7
Пальцы у Сони были прохладные, прикосновения их — приятны. Саломатин млел от удовольствия. Врач осторожно тронула рубец, шею кольнуло, и Саломатин от неожиданности сморщился.
— Больно?
— Нет! — соврал Саломатин.
Соня хмыкнула и полезла в сумку.
— Бинтовать нет нужды, смажу йодом, — пояснила, накручивая на палочку комочек ваты. — Ворот только не застегивайте — натрет.
— Здоров? — спросил наблюдавший за процедурой уполномоченный.
— Еще пару дней полежать! — не согласилась Соня.
— А погулять на свежем воздухе? — не отставал уполномоченный.
— Только не далеко! — строго сказала Соня, закрывая сумку. — Слаб еще.
«Я здоров!» — хотел сказать Саломатин, но промолчал. Неизвестно, что задумал этот немецкий прихвостень!
Соня занялась другими ранеными, Саломатин с уполномоченным вышли из сарайчика, превращенного в лазарет. Во дворе Артименя возился у кухни.
— На обед будзе кулеш, с салом! — радостно сказал он, непонятно к кому из двоих обращаясь. — Смачный!
Уполномоченный важно кивнул, и Саломатин насупился — командиром здесь был не он.
— Верхом ездишь? — спросил уполномоченный.
— Учили… — хмуро отозвался Саломатин, только сейчас заметив у забора двух оседланных коней.
— Выбирай любого! — предложил уполномоченный.
Саломатин привычно проверил подпругу гнедого жеребца, подтянул стремена. Уполномоченный стоял рядом, и Саломатин понял, что ему собираются помочь. Он сердито вставил ногу в стремя, взялся рукой за луку седла, подтянулся… Тело повиновалось с трудом, и Саломатин с горечью понял, что не сумеет. В этот момент его сильно толкнули под пятую точку, Саломатин тяжело плюхнулся в седло. Не успел он подобрать поводья, как рядом взлетел на коня уполномоченный. Он сделал это легко и изящно. Саломатин невольно заревновал. Кадровый командир Красной Армии, начинавший службу в кавалерии, а тут штатский… Уполномоченный выехал со школьного двора, Саломатин устремился следом. На улице он догнал спутника, далее они ехали рядом. Уполномоченный молчал, а Саломатин счел ниже своего достоинства спрашивать, куда они направляются.
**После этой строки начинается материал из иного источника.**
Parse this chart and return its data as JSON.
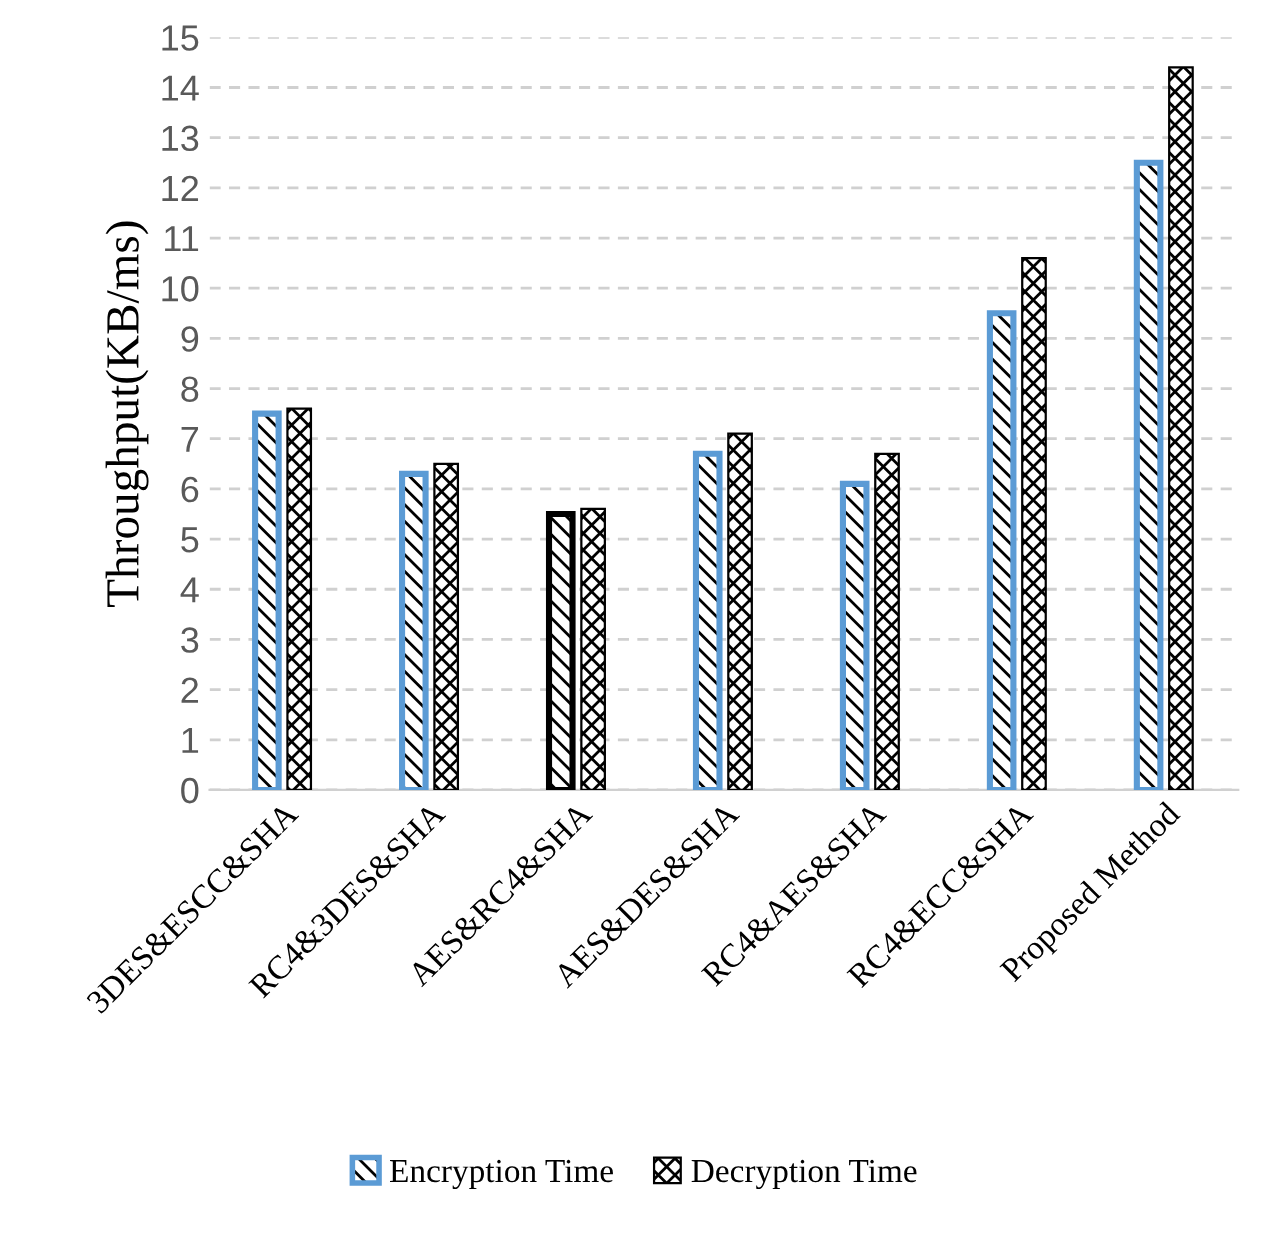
{
  "chart_data": {
    "type": "bar",
    "ylabel": "Throughput(KB/ms)",
    "categories": [
      "3DES&ESCC&SHA",
      "RC4&3DES&SHA",
      "AES&RC4&SHA",
      "AES&DES&SHA",
      "RC4&AES&SHA",
      "RC4&ECC&SHA",
      "Proposed Method"
    ],
    "series": [
      {
        "name": "Encryption Time",
        "color": "#5b9bd5",
        "colors": [
          "#5b9bd5",
          "#5b9bd5",
          "#000000",
          "#5b9bd5",
          "#5b9bd5",
          "#5b9bd5",
          "#5b9bd5"
        ],
        "values": [
          7.5,
          6.3,
          5.5,
          6.7,
          6.1,
          9.5,
          12.5
        ]
      },
      {
        "name": "Decryption Time",
        "color": "#000000",
        "values": [
          7.6,
          6.5,
          5.6,
          7.1,
          6.7,
          10.6,
          14.4
        ]
      }
    ],
    "ylim": [
      0,
      15
    ],
    "yticks": [
      0,
      1,
      2,
      3,
      4,
      5,
      6,
      7,
      8,
      9,
      10,
      11,
      12,
      13,
      14,
      15
    ],
    "grid": "y",
    "legend": "bottom"
  }
}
Улица большой деревни кончилась не скоро, но уполномоченный не проронил ни слова, даже не смотрел в сторону Саломатина. Они въехали в лес и зарысили по пыльной дороге. Копыта лошадей вязли в мягком песке, всадники двигались почти бесшумно. Дорога петляла, по обеим сторонам стояли высокие сосны с обожженными до коричневого цвета стволами. Пахло разогретой смолой, вокруг было тихо и жарко. Из упрямства Саломатин застегнул на крыльце ворот гимнастерки, пришлось ослабить его на одну пуговицу, затем — на вторую. Но пот все равно орошал лоб, Саломатину приходилось то и дело смахивать его ладонью. Уполномоченный ехал спокойно. В этот раз он был одет просто: в полотняную рубаху и такие же порты, заправленные в сапоги. Рубаху перекрещивала командирская портупея, на ремне чернели два кожаных подсумка, судя по тому, как оттягивали ремень, — полные. Короткий кавалерийский карабин уполномоченный забросил за спину. Саломатин невольно подумал, что в прежние времена ему не составило бы труда разоружить прихвостня, но сейчас он слишком слаб для этого. Врач права…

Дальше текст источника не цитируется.